With a machine learning certification, you can make yourself useful in the following fields:
Financial services: Banks make use of machine learning to understand investment opportunities, trading trends and identify the clients with high-risk profiles. In fact, acts of fraudulence can be pinpointed with the help of machine learning surveillance. With such cut-throat completion in the finance sector, having a machine learning certification will most certainly prove to be an asset.
Transportation: Transportation is one field, where analyzing data helps in making some of the key decisions. The data analysis of machines learning can help both public and private sector transportation in many different ways.

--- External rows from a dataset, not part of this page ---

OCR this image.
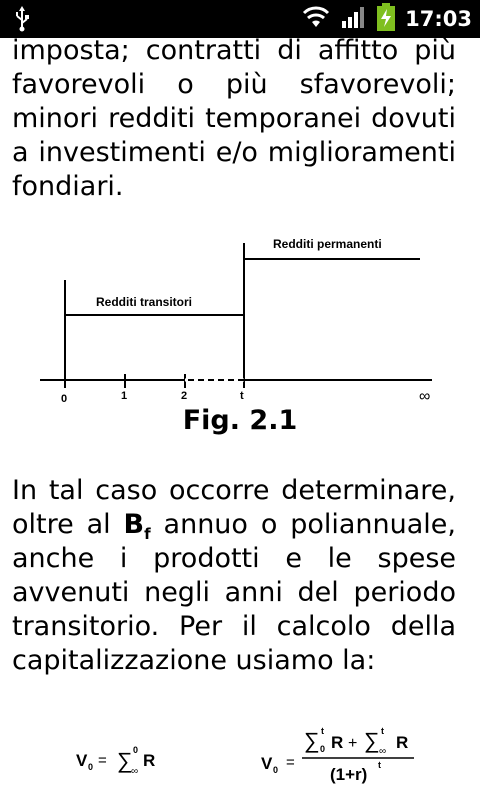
17:03
imposta; contratti di affitto più
favorevoli o più sfavorevoli;
minori redditi temporanei dovuti
a investimenti e/o miglioramenti
fondiari.
Redditi transitori
Redditi permanenti
0	1	2	t	∞
Fig. 2.1
In tal caso occorre determinare,
oltre al $B_f$ annuo o poliannuale,
anche i prodotti e le spese
avvenuti negli anni del periodo
transitorio. Per il calcolo della
capitalizzazione usiamo la:
V 0 = ∑ 0
∞
R	V 0 =
∑ t
0 R + ∑ t
∞ R
(1+r) t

Healthcare: All thanks to sensors and wearable devices which can assess a patient’s health, a lot of data can be gathered. With the use of machine learning, medical experts will be able to look at the various health trends, point out hazards and even stop epidemics from spreading. This will lead to better diagnosis, treatments, and prevention as well.
Government: The government deals with various different kinds of data, especially in areas such as public safety and utilities. Machine learning can really help in analyzing different kinds of data and find solutions to the impending problems with regards to the civilians. It can also minimize identity theft, online frauds and much more.
Marketing and sale: If you wish to build your career in this field, then you must opt for a machine learning certification course. Capturing data and analyzing upcoming marketing trends, alongside planning new campaigns based on them will become easy.
A course in machine learning opens many vistas of opportunities for candidates in the various fields. It is perhaps because of this reason, people are growing crazy about this particular area of computer studies. It is not the most difficult to master and people with the non-technical background can get a hang of it as well. The bottom line is, machine learning trends are on the high, so you might as well, think of opting for a course and strengthen your position in your organization, as it is a very important skill set in today’s times.